À frente das negociações entre governo e a Fifa, entidade máxima do futebol, para os projetos da Copa do Mundo, Orlando Silva jura inocência, mas sabe que sai enfraquecido do episódio. Publicamente, a presidenta fala em presunção da inocência, mas nos bastidores tudo leva a crer que, em tempos atuais, basta mudar tudo para que tudo permaneça como está – com o perdão a Tomasi di Lampedusa, o primeiro a dar a receita. Em outras palavras: o ministro pode cair, mas o feudo continua. E bola pra frente.
Até aqui, nada parece anormal – inclusive a periodicidade de escândalos, fritura e quedas de ministro que têm marcado os dez primeiros meses do governo Dilma. Se cair, Orlando Silva será só (sic) o sexto ministro alvejado, o quinto por suspeita de corrupção.

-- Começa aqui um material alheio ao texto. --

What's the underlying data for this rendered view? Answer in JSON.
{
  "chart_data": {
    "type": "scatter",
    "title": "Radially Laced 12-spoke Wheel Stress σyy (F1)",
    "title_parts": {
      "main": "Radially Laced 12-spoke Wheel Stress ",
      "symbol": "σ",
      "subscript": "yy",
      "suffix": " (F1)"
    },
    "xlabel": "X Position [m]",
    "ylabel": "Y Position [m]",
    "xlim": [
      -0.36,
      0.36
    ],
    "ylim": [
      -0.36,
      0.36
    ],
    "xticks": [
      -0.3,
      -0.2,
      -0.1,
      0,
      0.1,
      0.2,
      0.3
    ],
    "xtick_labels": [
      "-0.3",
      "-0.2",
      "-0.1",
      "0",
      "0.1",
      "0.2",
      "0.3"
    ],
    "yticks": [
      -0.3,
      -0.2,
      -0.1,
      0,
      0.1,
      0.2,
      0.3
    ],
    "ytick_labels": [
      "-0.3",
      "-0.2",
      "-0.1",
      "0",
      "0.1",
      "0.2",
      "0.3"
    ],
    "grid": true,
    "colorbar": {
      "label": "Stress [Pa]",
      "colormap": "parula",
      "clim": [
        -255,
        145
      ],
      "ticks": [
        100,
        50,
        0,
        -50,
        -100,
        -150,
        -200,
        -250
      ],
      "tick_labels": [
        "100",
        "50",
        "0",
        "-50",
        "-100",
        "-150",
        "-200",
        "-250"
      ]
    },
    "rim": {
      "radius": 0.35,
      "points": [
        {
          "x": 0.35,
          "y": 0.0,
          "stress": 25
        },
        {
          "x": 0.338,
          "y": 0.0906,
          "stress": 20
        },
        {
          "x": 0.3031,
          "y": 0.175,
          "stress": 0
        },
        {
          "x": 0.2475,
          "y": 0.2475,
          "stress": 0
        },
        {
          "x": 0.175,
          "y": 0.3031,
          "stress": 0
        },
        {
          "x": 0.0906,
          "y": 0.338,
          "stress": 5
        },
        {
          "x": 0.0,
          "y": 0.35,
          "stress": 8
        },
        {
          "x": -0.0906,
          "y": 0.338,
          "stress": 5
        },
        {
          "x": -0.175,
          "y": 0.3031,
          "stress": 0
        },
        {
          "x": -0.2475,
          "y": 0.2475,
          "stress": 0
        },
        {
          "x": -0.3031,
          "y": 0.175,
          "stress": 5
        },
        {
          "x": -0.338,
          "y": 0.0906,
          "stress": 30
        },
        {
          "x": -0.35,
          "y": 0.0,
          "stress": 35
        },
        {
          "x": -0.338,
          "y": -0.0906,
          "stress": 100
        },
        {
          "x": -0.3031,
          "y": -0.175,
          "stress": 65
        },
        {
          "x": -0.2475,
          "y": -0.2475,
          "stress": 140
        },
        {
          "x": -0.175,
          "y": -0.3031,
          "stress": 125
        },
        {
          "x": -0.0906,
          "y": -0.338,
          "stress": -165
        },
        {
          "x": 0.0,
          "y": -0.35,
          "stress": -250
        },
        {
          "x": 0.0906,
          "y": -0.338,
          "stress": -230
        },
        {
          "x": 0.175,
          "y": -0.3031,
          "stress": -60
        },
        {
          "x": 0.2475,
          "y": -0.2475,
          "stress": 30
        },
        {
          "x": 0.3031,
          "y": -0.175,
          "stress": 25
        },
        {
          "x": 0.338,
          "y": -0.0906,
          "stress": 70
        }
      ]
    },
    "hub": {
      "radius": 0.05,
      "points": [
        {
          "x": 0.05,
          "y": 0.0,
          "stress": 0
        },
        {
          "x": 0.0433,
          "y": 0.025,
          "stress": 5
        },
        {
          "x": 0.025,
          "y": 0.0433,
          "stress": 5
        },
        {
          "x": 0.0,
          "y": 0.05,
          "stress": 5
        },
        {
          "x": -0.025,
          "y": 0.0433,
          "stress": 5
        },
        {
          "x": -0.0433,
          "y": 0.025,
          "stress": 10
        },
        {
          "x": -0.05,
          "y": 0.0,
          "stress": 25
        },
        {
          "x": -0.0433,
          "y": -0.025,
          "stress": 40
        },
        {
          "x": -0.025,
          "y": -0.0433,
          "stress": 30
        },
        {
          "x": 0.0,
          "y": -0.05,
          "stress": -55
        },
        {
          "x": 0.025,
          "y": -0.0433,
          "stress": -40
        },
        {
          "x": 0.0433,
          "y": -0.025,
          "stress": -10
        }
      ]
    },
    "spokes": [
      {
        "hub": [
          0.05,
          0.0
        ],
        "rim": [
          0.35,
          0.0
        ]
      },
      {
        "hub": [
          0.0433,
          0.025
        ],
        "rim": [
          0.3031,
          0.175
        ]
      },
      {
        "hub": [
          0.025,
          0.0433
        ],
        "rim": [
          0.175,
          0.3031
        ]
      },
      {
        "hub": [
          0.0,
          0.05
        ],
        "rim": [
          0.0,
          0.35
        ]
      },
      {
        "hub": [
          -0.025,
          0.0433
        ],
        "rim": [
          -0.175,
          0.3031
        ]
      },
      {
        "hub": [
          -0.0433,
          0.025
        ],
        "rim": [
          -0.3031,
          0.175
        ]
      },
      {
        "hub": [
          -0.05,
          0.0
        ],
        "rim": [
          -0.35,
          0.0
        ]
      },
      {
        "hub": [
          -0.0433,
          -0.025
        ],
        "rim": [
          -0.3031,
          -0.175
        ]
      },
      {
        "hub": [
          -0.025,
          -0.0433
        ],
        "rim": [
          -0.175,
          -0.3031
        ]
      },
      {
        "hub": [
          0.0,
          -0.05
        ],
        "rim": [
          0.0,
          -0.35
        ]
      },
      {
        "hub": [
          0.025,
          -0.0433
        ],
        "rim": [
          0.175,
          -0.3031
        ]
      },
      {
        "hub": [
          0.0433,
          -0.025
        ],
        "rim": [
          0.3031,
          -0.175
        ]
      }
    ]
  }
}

Mas algo parece didático no recente episódio. Quem deu a cara desta vez, jurando ter prova contra tudo e contra todos, não são adversários de dentro da estrutura, mas quem durante anos se beneficiou dela (embora poucos duvidem do quanto membros da Fifa, do governo e até o antecessor, o ex-comunista e hoje petista Agnelo Queiróz, tenham manifestado apreço à fritura em público do atual ministro).
Em meio a um escândalo maior (um partido supostamente agindo em benefício próprio dentro do próprio governo), alguém se perguntou que diabos um pastor e um policial fazem com tanto recurso público na mão? O comando ao qual responde o PM João Dias Ferreira sabia das atividades extra-farda de seu subordinado? E os fieis da Igreja Batista Gera Vida Internacional, sabiam que o pastor David Castro batia à porta do governo para colocar dinheiro onde bem entendesse?
Antes que os puristas liguem a patrulha, é sempre bom lembrar que, num País de dimensões continentais, a ação do Estado para amenizar as aberrações de séculos de desigualdade é, mais que justa, necessária. O uso de entidades, por meio de convênios, como braços para se alcançar áreas distantes também é compreensível. Mas de que forma, afinal, as ONGs comandadas por um policial e um pastor ajudariam a combater as disparidades sociais por meio de esportes? Quanto custava a boa vontade deles?